In a recent study security vendor Trusteer found 10,000 PCs are infected with a trojan that goes by the name of Zeus or Zbot. In of itself this wouldn’t seem like all that much of a news flash to anyone but when you consider that the majority of those machines had an installed, and up to date, antivirus program.
Of that 10,000 31% of the machines didn’t have an antivirus program installed while 51% had current antivirus software installed.
The study was based on reports gathered from consumer PCs running Trusteer’s Rapport, which the company said detects Zeus through a unique fingerprint the Trojan leaves when it penetrates the browser process. Rapport is a browser plug-in that protects online credentials and transactions. According to Trusteer, the technology detects whether a PC has antivirus and whether it’s updated through the Windows Security Center.
Trusteer claims that its test of how effective antivirus is against Zeus in the wild is more accurate than most other antivirus efficiency tests, which it says are performed in the lab. The test result, the company said, is “disturbing and reveals that the vast majority of Zeus infections go unnoticed by antivirus products.”
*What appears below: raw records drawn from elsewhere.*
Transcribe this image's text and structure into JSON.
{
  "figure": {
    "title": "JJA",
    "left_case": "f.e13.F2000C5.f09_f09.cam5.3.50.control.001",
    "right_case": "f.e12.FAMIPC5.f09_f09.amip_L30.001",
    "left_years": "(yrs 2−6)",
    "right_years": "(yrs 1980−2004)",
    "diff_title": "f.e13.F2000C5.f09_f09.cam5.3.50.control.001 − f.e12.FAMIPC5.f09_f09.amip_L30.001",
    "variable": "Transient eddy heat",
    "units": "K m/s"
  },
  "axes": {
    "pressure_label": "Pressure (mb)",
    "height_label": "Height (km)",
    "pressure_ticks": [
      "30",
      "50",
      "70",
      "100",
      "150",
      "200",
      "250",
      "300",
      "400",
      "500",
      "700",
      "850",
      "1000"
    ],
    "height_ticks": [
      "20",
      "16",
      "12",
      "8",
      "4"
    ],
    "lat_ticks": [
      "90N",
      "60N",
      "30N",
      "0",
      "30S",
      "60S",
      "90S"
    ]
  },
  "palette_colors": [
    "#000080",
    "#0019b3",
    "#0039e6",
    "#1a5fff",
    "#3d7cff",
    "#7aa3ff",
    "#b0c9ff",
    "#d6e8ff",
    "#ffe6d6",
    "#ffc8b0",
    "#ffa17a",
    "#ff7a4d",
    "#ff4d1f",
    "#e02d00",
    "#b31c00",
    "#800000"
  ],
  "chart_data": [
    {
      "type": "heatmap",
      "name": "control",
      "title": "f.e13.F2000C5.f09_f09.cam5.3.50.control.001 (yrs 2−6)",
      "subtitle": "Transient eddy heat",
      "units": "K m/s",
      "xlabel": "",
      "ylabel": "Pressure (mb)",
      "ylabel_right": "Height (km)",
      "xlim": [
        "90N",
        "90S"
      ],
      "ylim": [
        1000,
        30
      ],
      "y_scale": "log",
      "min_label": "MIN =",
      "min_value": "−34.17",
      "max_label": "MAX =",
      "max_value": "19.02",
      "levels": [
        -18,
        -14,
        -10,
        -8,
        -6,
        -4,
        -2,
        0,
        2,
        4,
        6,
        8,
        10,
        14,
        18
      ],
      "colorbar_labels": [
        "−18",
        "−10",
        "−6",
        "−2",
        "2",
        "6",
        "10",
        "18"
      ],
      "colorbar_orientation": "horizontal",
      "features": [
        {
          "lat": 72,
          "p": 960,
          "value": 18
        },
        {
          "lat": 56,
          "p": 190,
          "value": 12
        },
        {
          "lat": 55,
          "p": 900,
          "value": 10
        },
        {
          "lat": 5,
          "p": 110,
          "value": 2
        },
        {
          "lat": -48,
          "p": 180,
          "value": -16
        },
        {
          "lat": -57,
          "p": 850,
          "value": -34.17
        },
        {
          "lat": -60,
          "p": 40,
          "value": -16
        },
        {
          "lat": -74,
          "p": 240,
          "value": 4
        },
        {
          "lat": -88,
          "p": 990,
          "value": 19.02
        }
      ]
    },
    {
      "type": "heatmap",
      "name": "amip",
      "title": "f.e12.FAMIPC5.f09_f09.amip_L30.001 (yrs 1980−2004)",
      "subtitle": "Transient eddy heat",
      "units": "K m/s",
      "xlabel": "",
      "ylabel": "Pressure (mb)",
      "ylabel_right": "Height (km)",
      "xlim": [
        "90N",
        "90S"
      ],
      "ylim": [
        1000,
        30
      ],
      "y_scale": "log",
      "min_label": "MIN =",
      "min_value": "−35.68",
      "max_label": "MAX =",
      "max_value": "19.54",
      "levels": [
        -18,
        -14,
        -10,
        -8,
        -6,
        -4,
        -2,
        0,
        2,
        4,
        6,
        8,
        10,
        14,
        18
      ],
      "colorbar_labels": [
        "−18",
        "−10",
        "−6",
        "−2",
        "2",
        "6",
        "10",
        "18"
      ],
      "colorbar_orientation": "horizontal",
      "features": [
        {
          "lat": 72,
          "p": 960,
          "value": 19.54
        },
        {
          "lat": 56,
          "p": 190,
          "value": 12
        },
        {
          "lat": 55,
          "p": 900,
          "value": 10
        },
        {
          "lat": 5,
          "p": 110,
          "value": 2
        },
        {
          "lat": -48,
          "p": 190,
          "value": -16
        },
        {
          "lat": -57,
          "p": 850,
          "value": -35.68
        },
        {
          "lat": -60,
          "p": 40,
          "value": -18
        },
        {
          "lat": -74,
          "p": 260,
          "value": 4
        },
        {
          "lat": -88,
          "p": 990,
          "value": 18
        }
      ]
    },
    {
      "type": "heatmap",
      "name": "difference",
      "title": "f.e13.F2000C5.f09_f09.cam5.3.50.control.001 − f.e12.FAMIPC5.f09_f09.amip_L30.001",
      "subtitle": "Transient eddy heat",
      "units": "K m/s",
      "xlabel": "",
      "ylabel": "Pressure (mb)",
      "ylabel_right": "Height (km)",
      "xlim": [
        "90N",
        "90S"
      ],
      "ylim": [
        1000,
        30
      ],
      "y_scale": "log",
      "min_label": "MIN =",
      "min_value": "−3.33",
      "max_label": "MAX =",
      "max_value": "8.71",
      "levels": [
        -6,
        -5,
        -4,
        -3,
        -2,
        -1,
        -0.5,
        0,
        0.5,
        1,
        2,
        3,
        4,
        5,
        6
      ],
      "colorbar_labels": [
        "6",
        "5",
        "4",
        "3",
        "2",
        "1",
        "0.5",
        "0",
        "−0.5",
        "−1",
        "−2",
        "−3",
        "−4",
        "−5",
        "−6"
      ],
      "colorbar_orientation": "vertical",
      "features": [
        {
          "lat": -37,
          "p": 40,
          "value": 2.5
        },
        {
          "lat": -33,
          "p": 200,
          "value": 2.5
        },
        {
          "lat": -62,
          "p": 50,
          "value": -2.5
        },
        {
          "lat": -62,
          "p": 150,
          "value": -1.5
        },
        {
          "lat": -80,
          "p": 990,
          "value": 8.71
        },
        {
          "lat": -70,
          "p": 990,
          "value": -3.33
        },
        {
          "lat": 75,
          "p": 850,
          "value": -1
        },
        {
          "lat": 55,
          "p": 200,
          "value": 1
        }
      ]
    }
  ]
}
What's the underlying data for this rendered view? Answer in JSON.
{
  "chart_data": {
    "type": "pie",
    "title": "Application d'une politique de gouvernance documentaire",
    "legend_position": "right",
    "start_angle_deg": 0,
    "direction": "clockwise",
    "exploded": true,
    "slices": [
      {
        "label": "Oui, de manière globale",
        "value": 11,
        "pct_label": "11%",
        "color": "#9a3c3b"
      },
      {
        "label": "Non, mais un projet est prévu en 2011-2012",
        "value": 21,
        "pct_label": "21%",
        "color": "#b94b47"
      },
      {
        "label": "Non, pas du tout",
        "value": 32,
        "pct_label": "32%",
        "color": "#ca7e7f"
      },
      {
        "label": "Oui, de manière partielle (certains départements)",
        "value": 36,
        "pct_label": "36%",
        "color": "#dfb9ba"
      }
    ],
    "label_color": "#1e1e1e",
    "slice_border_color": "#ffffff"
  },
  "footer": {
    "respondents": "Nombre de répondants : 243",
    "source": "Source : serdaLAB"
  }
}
Source: Security Bytes – Zeus Trojan evades antivirus software, Trusteer says
Get ready to hear the Linux and Mac mantra on the count of three … 1.. 2…….



Are computer users really so dumb that they connect to their online banking from software on the machine's hard disc? I use a "nix" based O/S on my home computer, but I only bank from a computer booted and running from a CD-ROM live distro. And in the session so started, I just log on to the bank. After that I close and reboot if I want to do anything else.
You could even boot up with a Windows live disk, I suppose, although freebie Linux disks are so universally available, why bother to pay Microsoft.